I am clearly the worst person on this team. I am not having the grand ole time that I thought I was going to, and there are several reasons for that.

I am not in the place that they told me I was going to. Soldotna and the surrounding areas are not anywhere close to Anchorage. I am paired with someone that I have NOTHING to say to. He talks and talks, and I just have no response. The work is terrible. I have to go from home to home in the boondocks of Alaska, driving down awful dirt roads to places that have no desire to be found. The people here are getting more and more pissed at us for doing our jobs, and I don't blame them. The other people here are hardcore young Republicans, and I am clearly not, so even though they are decent folks, I disagree with them on most things. I would do that anyway, because there is nothing to do here and I am bored. When I get bored, I have to make my own fun. When I make my own fun, it's usually at someone's expense. At least they think I'm funny. I'm shocked one of these kids hasn't taken a swing at me at this point.

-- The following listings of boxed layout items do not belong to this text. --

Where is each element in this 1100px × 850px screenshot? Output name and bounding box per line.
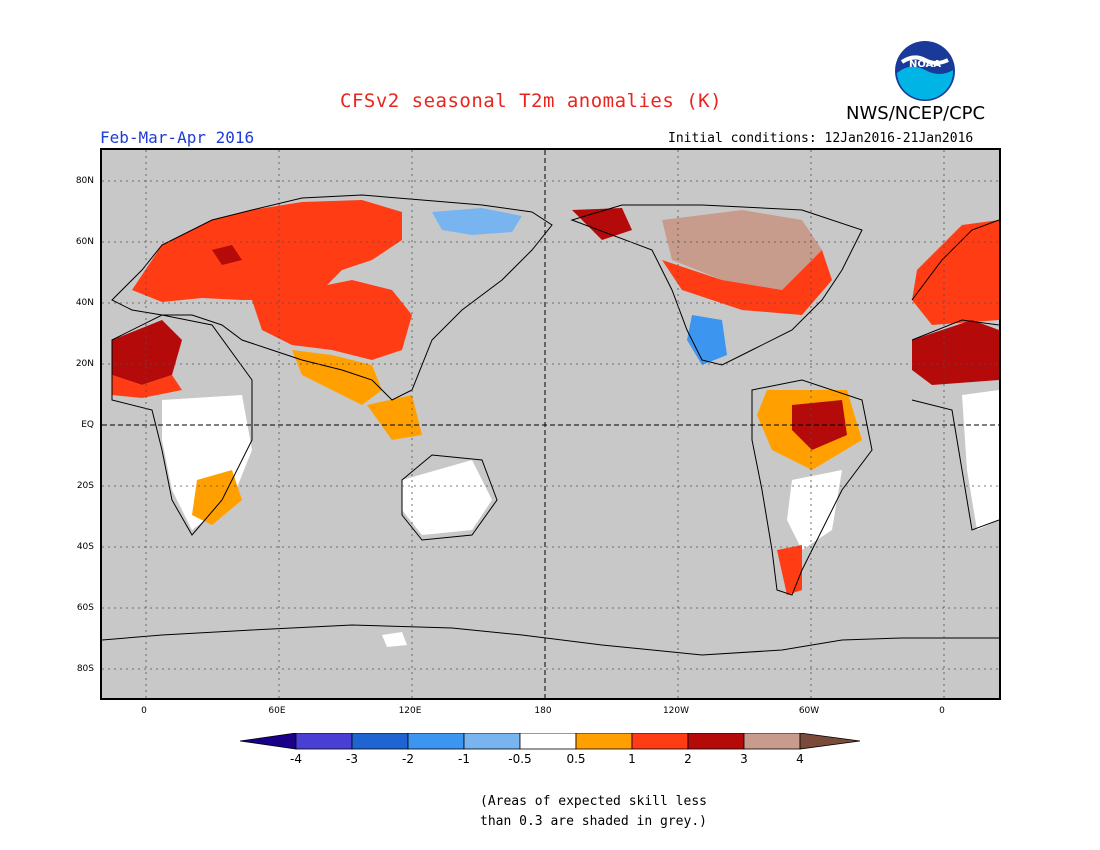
colorbar-label: -2 bbox=[402, 752, 414, 766]
noaa-logo-icon: NOAA bbox=[895, 41, 955, 101]
footnote-line-2: than 0.3 are shaded in grey.) bbox=[480, 814, 707, 829]
lon-label: 60W bbox=[798, 706, 820, 716]
colorbar-low-arrow bbox=[240, 733, 297, 750]
anomaly-sahara-red bbox=[112, 375, 182, 398]
colorbar-swatch bbox=[743, 733, 801, 750]
lat-label: 20N bbox=[75, 359, 94, 369]
colorbar-swatch bbox=[631, 733, 689, 750]
colorbar-swatch bbox=[575, 733, 633, 750]
anomaly-africa-right-darkred bbox=[912, 320, 999, 385]
coastline-north-america bbox=[570, 204, 863, 366]
lat-label: 60N bbox=[75, 237, 94, 247]
colorbar-label: 3 bbox=[740, 752, 748, 766]
lon-label: 60E bbox=[268, 706, 286, 716]
coastline-antarctica bbox=[101, 624, 999, 656]
noaa-logo-text: NOAA bbox=[909, 59, 941, 70]
initial-conditions-label: Initial conditions: 12Jan2016-21Jan2016 bbox=[668, 131, 974, 146]
lat-label: 80N bbox=[75, 176, 94, 186]
colorbar bbox=[240, 733, 861, 750]
colorbar-high-arrow bbox=[799, 733, 861, 750]
coastline-eurasia bbox=[111, 194, 553, 401]
anomaly-patagonia-red bbox=[777, 545, 802, 595]
lon-label: 0 bbox=[939, 706, 945, 716]
coastline-europe-right bbox=[911, 219, 1000, 301]
map-canvas bbox=[101, 150, 1000, 698]
agency-label: NWS/NCEP/CPC bbox=[846, 103, 986, 124]
anomaly-usa-blue bbox=[687, 315, 727, 365]
coastline-africa-right bbox=[911, 319, 1000, 531]
colorbar-label: -4 bbox=[290, 752, 302, 766]
lon-label: 180 bbox=[534, 706, 552, 716]
anomaly-europe-right-red bbox=[912, 220, 999, 325]
colorbar-label: 0.5 bbox=[566, 752, 586, 766]
anomaly-canada-red bbox=[662, 250, 832, 315]
anomaly-eurasia-red bbox=[132, 200, 402, 302]
lat-label: EQ bbox=[81, 420, 94, 430]
anomaly-canada-tan bbox=[662, 210, 822, 290]
lat-label: 60S bbox=[76, 603, 94, 613]
colorbar-label: -1 bbox=[458, 752, 470, 766]
colorbar-swatch bbox=[295, 733, 353, 750]
lat-label: 40S bbox=[76, 542, 94, 552]
lat-label: 40N bbox=[75, 298, 94, 308]
coastline-australia bbox=[401, 454, 498, 541]
skill-footnote: (Areas of expected skill less than 0.3 a… bbox=[480, 792, 707, 832]
footnote-line-1: (Areas of expected skill less bbox=[480, 794, 707, 809]
anomaly-se-asia-orange bbox=[367, 395, 422, 440]
lon-label: 120W bbox=[662, 706, 690, 716]
anomaly-africa-right-white bbox=[962, 390, 999, 530]
lon-label: 0 bbox=[141, 706, 147, 716]
season-label: Feb-Mar-Apr 2016 bbox=[100, 128, 255, 147]
anomaly-sa-white bbox=[787, 470, 842, 550]
gridlines bbox=[102, 150, 999, 698]
colorbar-swatch bbox=[519, 733, 577, 750]
anomaly-eurasia-darkred bbox=[212, 245, 242, 265]
lat-label: 80S bbox=[76, 664, 94, 674]
anomaly-australia-white bbox=[402, 460, 492, 535]
anomaly-na-darkred bbox=[572, 208, 632, 240]
colorbar-swatch bbox=[351, 733, 409, 750]
colorbar-swatch bbox=[687, 733, 745, 750]
anomaly-asia-red bbox=[252, 280, 412, 360]
coastline-africa bbox=[111, 314, 253, 536]
coastlines bbox=[101, 194, 1000, 656]
colorbar-label: 1 bbox=[628, 752, 636, 766]
colorbar-swatch bbox=[463, 733, 521, 750]
anomaly-shading bbox=[112, 200, 999, 647]
anomaly-antarctica-white bbox=[382, 632, 407, 647]
colorbar-label: 4 bbox=[796, 752, 804, 766]
colorbar-label: -3 bbox=[346, 752, 358, 766]
anomaly-sahara-darkred bbox=[112, 320, 182, 385]
equator-dateline bbox=[102, 150, 999, 698]
map-title: CFSv2 seasonal T2m anomalies (K) bbox=[340, 90, 723, 112]
lat-label: 20S bbox=[76, 481, 94, 491]
anomaly-africa-orange bbox=[192, 470, 242, 525]
anomaly-map bbox=[100, 148, 1001, 700]
coastline-south-america bbox=[751, 379, 873, 596]
colorbar-label: 2 bbox=[684, 752, 692, 766]
colorbar-label: -0.5 bbox=[508, 752, 532, 766]
colorbar-swatch bbox=[407, 733, 465, 750]
anomaly-amazon-darkred bbox=[792, 400, 847, 450]
lon-label: 120E bbox=[398, 706, 422, 716]
anomaly-asia-orange bbox=[292, 350, 382, 405]
anomaly-siberia-blue bbox=[432, 208, 522, 235]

New goal: Get Bryan to throw a punch at me. Then beat the ever loving shit out of him. In self defense, of course.

I'm just ready for this to be over. I really miss driving on pavement. Perhaps if I were in Anchorage I would be having a far different experience. I think that if I were in an urban area, with stuff going on and places to go that might actually be interesting, I would have a different view of this place.

I will miss the scenery up here. It's like a postcard everywhere you look. Forests, mountains, clean lakes, and unusual (for me) wildlife have made this a visually enriching experience. I am drained mentally though. The picturesque vistas don't do much for me other than gain a heartier respect for the beauty of nature.

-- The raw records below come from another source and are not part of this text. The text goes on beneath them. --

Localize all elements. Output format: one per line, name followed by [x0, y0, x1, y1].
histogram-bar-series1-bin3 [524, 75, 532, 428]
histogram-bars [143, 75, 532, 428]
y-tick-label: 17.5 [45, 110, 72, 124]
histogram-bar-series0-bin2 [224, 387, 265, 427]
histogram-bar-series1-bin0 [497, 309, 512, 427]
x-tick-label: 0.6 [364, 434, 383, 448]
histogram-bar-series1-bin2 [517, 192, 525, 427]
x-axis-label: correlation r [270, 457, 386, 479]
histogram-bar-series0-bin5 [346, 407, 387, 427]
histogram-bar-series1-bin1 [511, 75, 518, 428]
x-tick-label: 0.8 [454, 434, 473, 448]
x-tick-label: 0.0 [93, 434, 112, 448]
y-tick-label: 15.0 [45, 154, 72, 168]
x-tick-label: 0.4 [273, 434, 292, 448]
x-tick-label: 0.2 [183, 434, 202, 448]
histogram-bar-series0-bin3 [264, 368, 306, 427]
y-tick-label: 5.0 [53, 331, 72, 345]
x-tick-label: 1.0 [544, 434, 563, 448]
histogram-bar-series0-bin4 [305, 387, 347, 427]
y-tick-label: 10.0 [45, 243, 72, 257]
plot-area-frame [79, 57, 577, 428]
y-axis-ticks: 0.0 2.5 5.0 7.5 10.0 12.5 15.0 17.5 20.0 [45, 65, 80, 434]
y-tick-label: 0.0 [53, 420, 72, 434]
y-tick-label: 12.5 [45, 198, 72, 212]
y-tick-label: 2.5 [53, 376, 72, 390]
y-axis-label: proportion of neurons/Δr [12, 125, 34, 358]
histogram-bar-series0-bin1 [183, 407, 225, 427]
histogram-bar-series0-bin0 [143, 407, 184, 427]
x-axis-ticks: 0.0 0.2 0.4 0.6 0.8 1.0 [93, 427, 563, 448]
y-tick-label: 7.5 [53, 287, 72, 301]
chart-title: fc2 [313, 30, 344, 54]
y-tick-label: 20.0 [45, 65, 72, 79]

But that isn't enough for me. This job is just a job. It has 0 challenge for me, other than making it through the day. I find that my temper is starting to become more and more obtrusive. I don't want it to show up, but it does, and I snap at people, mostly the dude I'm paired with. He doesn't deserve it, most of the time. True, he fumbles over simple words and has trouble reading street signs properly, but that isn't that big of a deal. I have just been so frustrated with this place that I don't even bother hiding it anymore.

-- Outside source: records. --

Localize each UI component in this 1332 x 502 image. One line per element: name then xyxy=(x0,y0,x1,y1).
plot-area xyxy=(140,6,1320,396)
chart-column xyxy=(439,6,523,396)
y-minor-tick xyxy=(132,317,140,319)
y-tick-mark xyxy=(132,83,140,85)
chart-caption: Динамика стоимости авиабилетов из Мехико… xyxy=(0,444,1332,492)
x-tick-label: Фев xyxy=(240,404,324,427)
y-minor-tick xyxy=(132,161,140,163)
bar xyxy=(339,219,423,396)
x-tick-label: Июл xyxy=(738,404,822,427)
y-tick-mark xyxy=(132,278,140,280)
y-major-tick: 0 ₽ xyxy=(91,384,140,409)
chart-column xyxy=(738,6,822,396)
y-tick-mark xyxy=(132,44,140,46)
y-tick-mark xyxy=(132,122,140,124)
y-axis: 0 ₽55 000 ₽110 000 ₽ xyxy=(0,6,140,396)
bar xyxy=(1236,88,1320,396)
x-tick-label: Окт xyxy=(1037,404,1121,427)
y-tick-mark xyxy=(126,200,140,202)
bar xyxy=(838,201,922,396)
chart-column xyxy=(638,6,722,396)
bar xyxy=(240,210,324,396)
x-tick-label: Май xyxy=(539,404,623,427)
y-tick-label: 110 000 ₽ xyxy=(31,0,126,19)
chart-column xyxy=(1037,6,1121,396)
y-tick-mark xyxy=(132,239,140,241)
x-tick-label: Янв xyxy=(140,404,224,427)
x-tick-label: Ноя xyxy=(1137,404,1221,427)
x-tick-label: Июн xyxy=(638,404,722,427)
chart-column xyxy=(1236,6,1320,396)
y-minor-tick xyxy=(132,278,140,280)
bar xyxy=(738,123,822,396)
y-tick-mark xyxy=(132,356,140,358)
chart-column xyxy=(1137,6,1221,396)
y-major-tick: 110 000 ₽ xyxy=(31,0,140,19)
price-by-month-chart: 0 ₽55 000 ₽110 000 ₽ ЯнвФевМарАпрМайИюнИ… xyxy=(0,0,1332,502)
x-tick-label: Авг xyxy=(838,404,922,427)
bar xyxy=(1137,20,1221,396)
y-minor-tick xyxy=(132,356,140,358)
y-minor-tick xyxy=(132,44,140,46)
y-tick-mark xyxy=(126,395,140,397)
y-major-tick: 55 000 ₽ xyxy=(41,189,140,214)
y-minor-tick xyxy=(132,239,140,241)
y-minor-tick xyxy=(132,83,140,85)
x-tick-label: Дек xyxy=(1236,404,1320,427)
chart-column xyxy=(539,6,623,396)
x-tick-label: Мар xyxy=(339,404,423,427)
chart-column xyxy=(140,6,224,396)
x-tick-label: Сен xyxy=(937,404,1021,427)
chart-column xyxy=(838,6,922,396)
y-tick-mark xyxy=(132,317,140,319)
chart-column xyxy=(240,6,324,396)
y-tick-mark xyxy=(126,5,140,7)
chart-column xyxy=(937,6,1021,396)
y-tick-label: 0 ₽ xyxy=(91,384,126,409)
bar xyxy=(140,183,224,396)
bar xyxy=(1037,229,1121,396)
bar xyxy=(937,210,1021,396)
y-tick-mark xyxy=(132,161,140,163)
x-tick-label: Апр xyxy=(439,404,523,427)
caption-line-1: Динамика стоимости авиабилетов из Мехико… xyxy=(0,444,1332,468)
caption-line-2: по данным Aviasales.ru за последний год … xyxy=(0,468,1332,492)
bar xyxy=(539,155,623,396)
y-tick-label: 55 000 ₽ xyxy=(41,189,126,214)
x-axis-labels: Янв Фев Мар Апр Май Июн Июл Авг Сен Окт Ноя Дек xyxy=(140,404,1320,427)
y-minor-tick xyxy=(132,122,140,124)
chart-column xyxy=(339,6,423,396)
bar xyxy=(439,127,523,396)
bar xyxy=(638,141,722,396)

Other people have joined me. Their vitriol has grown as I water the seeds of their discontent. The rest of team is getting fed up with the work, the negativity of the people we have to talk to, and the crappy nature of this town. I feed into that. That is why I am the worst person here. I am making them have just as shitty a time as I am. I am worming my frustrations into their subconscious, and it's working. This is how I am passing the time.

Oh, and drinking. There is some good beer up here.